A painting by the Dutch artist Rembrandt Harmensz. van Rijn (1606-1669). The depicted scene comes from the Old Testament Book of Daniel (5: 1-6, 25-28) in the Bible. According to the story, Belshazzar, King of Babylon, gave a banquet for his nobles during which he used the sacred vessels which Nebuchadnezzar had looted from the Temple in Jerusalem. A hand appears and writes an inscription on the wall. Unable to read the words, Belshazzar calls for his magicians and diviners to interpret the writing, but they are also unable to read them. The queen advises Belshazzar to send for the prophet Daniel, who is renowned for his wisdom. Daniel deciphers the inscription which reads "MENE, MENE, TEKEL, UPHARSIN" (= “numbered, numbered, weighed, divided.”). Daniel also explains the text to Belshazzar:

26 This is the interpretation of the matter: Mene, God has numbered the days of your kingdom and brought it to an end;
27 Tekel, you have been weighed in the balances and found wanting;
28 Peres (Peres is the singular form of upharsin), your kingdom is divided and given to the Medes and Persians.”
(Daniel 5:26–28).

Later that night king Belshazzar was murdered " and Darius the Mede received the kingdom" ( Daniel 6:1).
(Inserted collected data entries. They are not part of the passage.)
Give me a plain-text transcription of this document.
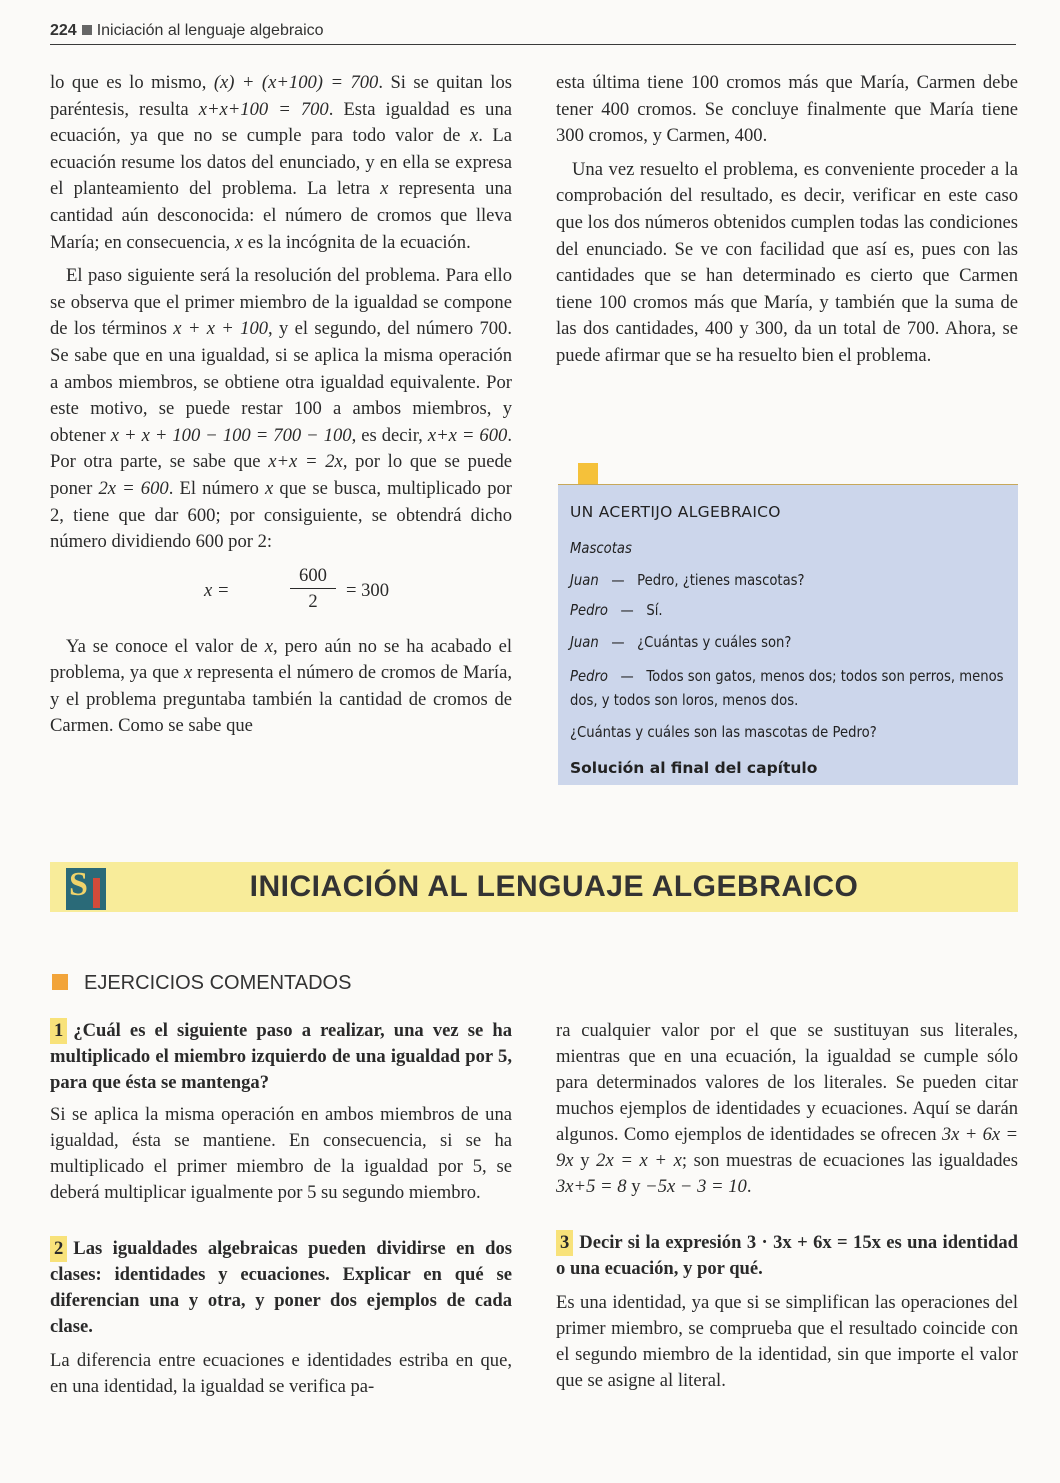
224 Iniciación al lenguaje algebraico

lo que es lo mismo, (x) + (x+100) = 700. Si se quitan los paréntesis, resulta x+x+100 = 700. Esta igualdad es una ecuación, ya que no se cumple para todo valor de x. La ecuación resume los datos del enunciado, y en ella se expresa el planteamiento del problema. La letra x representa una cantidad aún desconocida: el número de cromos que lleva María; en consecuencia, x es la incógnita de la ecuación.

El paso siguiente será la resolución del problema. Para ello se observa que el primer miembro de la igualdad se compone de los términos x + x + 100, y el segundo, del número 700. Se sabe que en una igualdad, si se aplica la misma operación a ambos miembros, se obtiene otra igualdad equivalente. Por este motivo, se puede restar 100 a ambos miembros, y obtener x + x + 100 − 100 = 700 − 100, es decir, x+x = 600. Por otra parte, se sabe que x+x = 2x, por lo que se puede poner 2x = 600. El número x que se busca, multiplicado por 2, tiene que dar 600; por consiguiente, se obtendrá dicho número dividiendo 600 por 2:

x =	$\frac{600}{2} = 300$

Ya se conoce el valor de x, pero aún no se ha acabado el problema, ya que x representa el número de cromos de María, y el problema preguntaba también la cantidad de cromos de Carmen. Como se sabe que

esta última tiene 100 cromos más que María, Carmen debe tener 400 cromos. Se concluye finalmente que María tiene 300 cromos, y Carmen, 400.

Una vez resuelto el problema, es conveniente proceder a la comprobación del resultado, es decir, verificar en este caso que los dos números obtenidos cumplen todas las condiciones del enunciado. Se ve con facilidad que así es, pues con las cantidades que se han determinado es cierto que Carmen tiene 100 cromos más que María, y también que la suma de las dos cantidades, 400 y 300, da un total de 700. Ahora, se puede afirmar que se ha resuelto bien el problema.

UN ACERTIJO ALGEBRAICO
Mascotas
Juan — Pedro, ¿tienes mascotas?
Pedro — Sí.
Juan — ¿Cuántas y cuáles son?
Pedro — Todos son gatos, menos dos; todos son perros, menos dos, y todos son loros, menos dos.
¿Cuántas y cuáles son las mascotas de Pedro?
Solución al final del capítulo
S	INICIACIÓN AL LENGUAJE ALGEBRAICO
EJERCICIOS COMENTADOS

1 ¿Cuál es el siguiente paso a realizar, una vez se ha multiplicado el miembro izquierdo de una igualdad por 5, para que ésta se mantenga?

Si se aplica la misma operación en ambos miembros de una igualdad, ésta se mantiene. En consecuencia, si se ha multiplicado el primer miembro de la igualdad por 5, se deberá multiplicar igualmente por 5 su segundo miembro.

2 Las igualdades algebraicas pueden dividirse en dos clases: identidades y ecuaciones. Explicar en qué se diferencian una y otra, y poner dos ejemplos de cada clase.

La diferencia entre ecuaciones e identidades estriba en que, en una identidad, la igualdad se verifica pa-

ra cualquier valor por el que se sustituyan sus literales, mientras que en una ecuación, la igualdad se cumple sólo para determinados valores de los literales. Se pueden citar muchos ejemplos de identidades y ecuaciones. Aquí se darán algunos. Como ejemplos de identidades se ofrecen 3x + 6x = 9x y 2x = x + x; son muestras de ecuaciones las igualdades 3x+5 = 8 y −5x − 3 = 10.

3 Decir si la expresión 3 · 3x + 6x = 15x es una identidad o una ecuación, y por qué.

Es una identidad, ya que si se simplifican las operaciones del primer miembro, se comprueba que el resultado coincide con el segundo miembro de la identidad, sin que importe el valor que se asigne al literal.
The historical Belshazzar, Co-regent king of Babylon, died after the Persian king Cyrus the Great conquered Babylon in 539 B.C. The biblical scene has given rise to the phrase "The writing on the wall". In the biblical scene the writing on the wall reminds king Belshazzar that whatever we sow, that we will also reap. God himself is the judge who weighs all matters and metes out retribution in His time. Rembrandt got the Hebrew text from a book by his friend, the Portuguese Rabbi, printer and diplomat, Menasseh ben Israel, but mistranslated one of the characters and arranged them in columns, rather than right to left, as Hebrew is written (this is a reference to the bible that only Daniel could decipher the text). Who commissioned this painting is unknown but probably it was for a Jewish patron (as the text in in Hebrew, the Bible does not mention in which language the text was written). Painting from 1635.